Soal naiknya besaran Uang Kuliah Tunggal (UKT) belum lagi reda menyulut protes. Tetapi kini publik kembali tersentak dengan kebisingan akibat munculnya sejumlah PP yang mengandung kontroversi. Langkah Presiden Joko Widodo di ujung masa jabatannya memunculkan sejumlah tanya.

Dimulai dari geger naiknya UKT, mahasiswa protes, masyarakat jengah, dan anggota dewan marah-marah. Mendikbudristek, Nadiem Makarim, akhirnya menunda implementasi kebijakan kenaikan UKT tahun ini.

Sejenak situasi mereda. Tetapi tak lama.

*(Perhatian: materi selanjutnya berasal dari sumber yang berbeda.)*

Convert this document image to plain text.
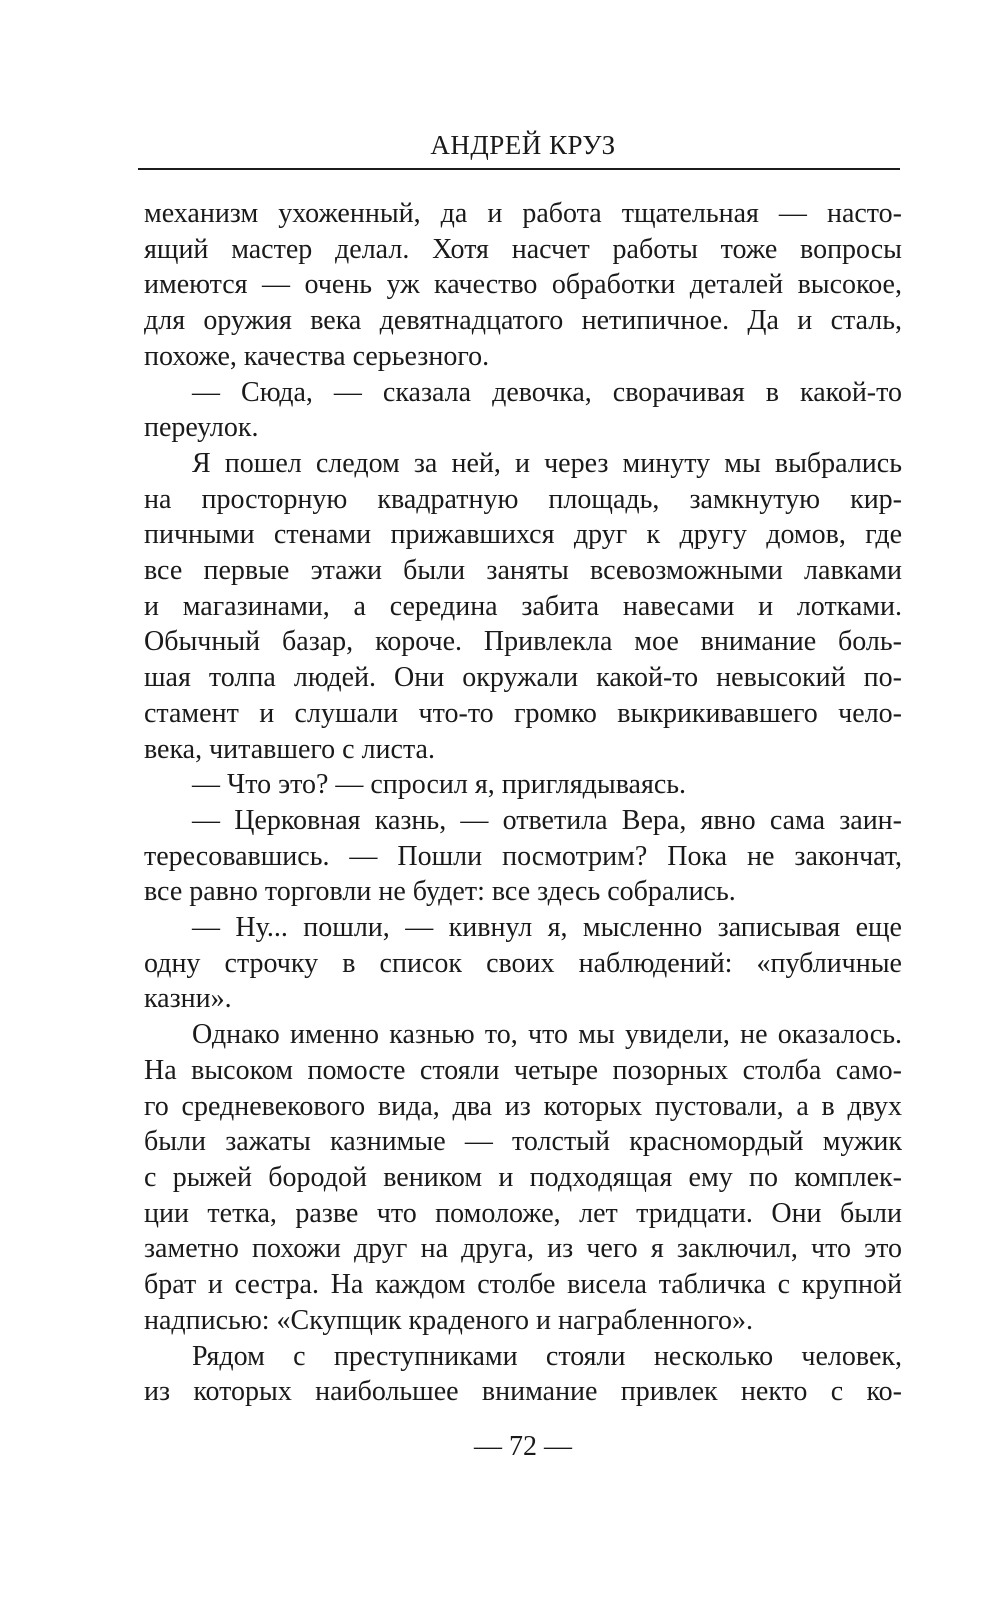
АНДРЕЙ КРУЗ
механизм ухоженный, да и работа тщательная — насто-
ящий мастер делал. Хотя насчет работы тоже вопросы
имеются — очень уж качество обработки деталей высокое,
для оружия века девятнадцатого нетипичное. Да и сталь,
похоже, качества серьезного.
— Сюда, — сказала девочка, сворачивая в какой-то
переулок.
Я пошел следом за ней, и через минуту мы выбрались
на просторную квадратную площадь, замкнутую кир-
пичными стенами прижавшихся друг к другу домов, где
все первые этажи были заняты всевозможными лавками
и магазинами, а середина забита навесами и лотками.
Обычный базар, короче. Привлекла мое внимание боль-
шая толпа людей. Они окружали какой-то невысокий по-
стамент и слушали что-то громко выкрикивавшего чело-
века, читавшего с листа.
— Что это? — спросил я, приглядываясь.
— Церковная казнь, — ответила Вера, явно сама заин-
тересовавшись. — Пошли посмотрим? Пока не закончат,
все равно торговли не будет: все здесь собрались.
— Ну... пошли, — кивнул я, мысленно записывая еще
одну строчку в список своих наблюдений: «публичные
казни».
Однако именно казнью то, что мы увидели, не оказалось.
На высоком помосте стояли четыре позорных столба само-
го средневекового вида, два из которых пустовали, а в двух
были зажаты казнимые — толстый красномордый мужик
с рыжей бородой веником и подходящая ему по комплек-
ции тетка, разве что помоложе, лет тридцати. Они были
заметно похожи друг на друга, из чего я заключил, что это
брат и сестра. На каждом столбе висела табличка с крупной
надписью: «Скупщик краденого и награбленного».
Рядом с преступниками стояли несколько человек,
из которых наибольшее внимание привлек некто с ко-
— 72 —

Tanggal 20 Mei 2024, Presiden Joko Widodo menetapkan PP Nomor 21 Tahun 2024 tentang perubahan atas PP Nomor 20 Tahun 2020 tentang Tabungan Perumahan Rakyat (Tapera). Di dalam revisi ini, Tapera ditangkap oleh masyarakat sebagai “tabungan tetapi wajib”!

Tak hanya berlaku untuk kalangan PNS dan pegawai BUMN, PP Tapera juga menyasar karyawan swasta lainnya dengan pendapatan di bawah UMR semisal tukang Ojol! Maka, bagi kelompok ini, Tapera dapat bermakna: tak peka perasaan rakyat. Masyarakat luas pun kembali terlibat dalam kekagetan masal, kesal, serta tak habis mengerti dengan arah kebijakan pemerintah.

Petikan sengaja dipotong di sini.